While everyone is bashing on Detroit I guess my PITAs are a bit different since I’m a predominantly “foreign car” guy. Here’s two; one from Japan and one from Europe.

Reason I’m bashing on Detroit Iron is because that’s what I owned through the 70’s and into the 80’s.

I don’t know what PITA is… and I searched… I don’t get it.

Wow, and to think there was a post about the “myth” of domestics vs. imports. I wonder how many Tundras have had the same issue

It’s an acronym for something overly difficult.

Here’s a list, guess which one we are using:

http://www.acronymfinder.com/af-query.asp?acronym=PITA

Does this mean that cars have gotten better over the years?

I can’t imagine what it is! You are so obtuse sometimes, Craig! A regular Pain In The Ass… :wink:

The reason I bring up the Asian and European problems is because I was actually employed by Asian/European dealers and saw their problems (many of them chronic) on a daily basis.
For every complaint about a Big Three automobile there is a comparable one on an Asian or European car.

Yup, that’s me; Mr. Obtuse.

1)Replacing the 8 plugs on my 1973 Mercedes 450SL
2)Changing the water pump on a 1974 Alfa Romeo GTV
3)Changing the water pump on a 1998 GMC suburban
4)1997 Mercury Sable wagon
5)Retrieving the throttle linkage from the top of the front crossmember on a 1974 GTV

One of my favorite breads. A greek bakery down the street always has it fresh.

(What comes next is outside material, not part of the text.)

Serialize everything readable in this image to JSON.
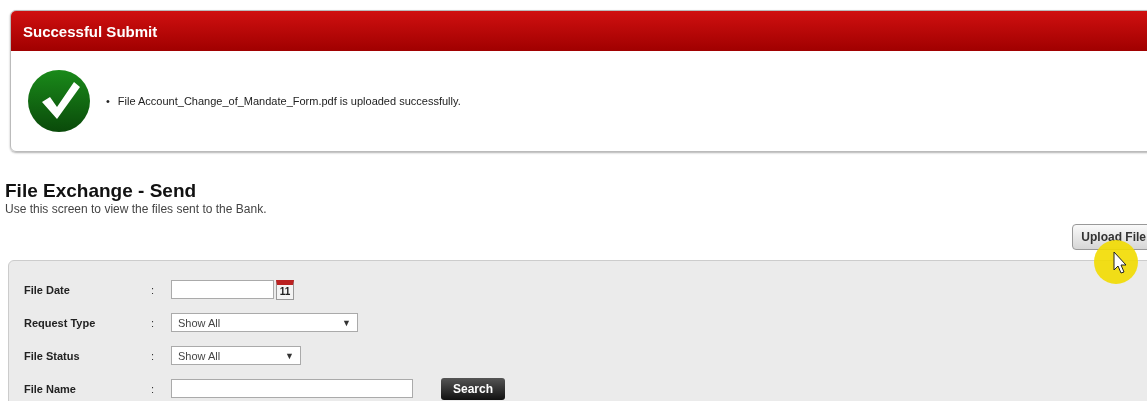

When the engine is cold, I remove the air snorkel from the air cleaner housing & throttle assy. This makes it somewhat easier to reach around from the sides & top to access the wires & plugs. It’s STILL somewhat of a “PITA”, and your arms might get scratched up some, but it helps!
(BTW: I have a 1995 Windstar GL with 236,000 miles. Runs good, great in snow & ice, and has survived one deer & NUMEROUS road trips! Uses just shy of 1 qt oil every 5K miles.)

When I first got my Inspection License after being a tire man/backyard mechanic, one of the first jobs I got was a major tuneup on an early 80’s Buick ? (X car). 2.5L transverse engine. Everything went fine till I started to remove the distributor cap. I couldn’t even physically touch it with the car on the ground, and with the car on the lift I could barely even touch a screwdriver to the two clamps that held the cap

to the distributor. After about 2 hours of tying “this and that” hand positions, etc, I finally got it on. (I basically got the old cap off by destroying it.) Oh, and attaching the plug wires to their proper electrodes on the cap. A couple years later I worked at a shop where it was just me and the owner, who had 12 years under his belt at a GM dealership. When I mentioned this particular ordeal to him he just shrugged his

shoulders and said, “Yeah, 2 hours is about right for that job.” I didn’t feel so bad then!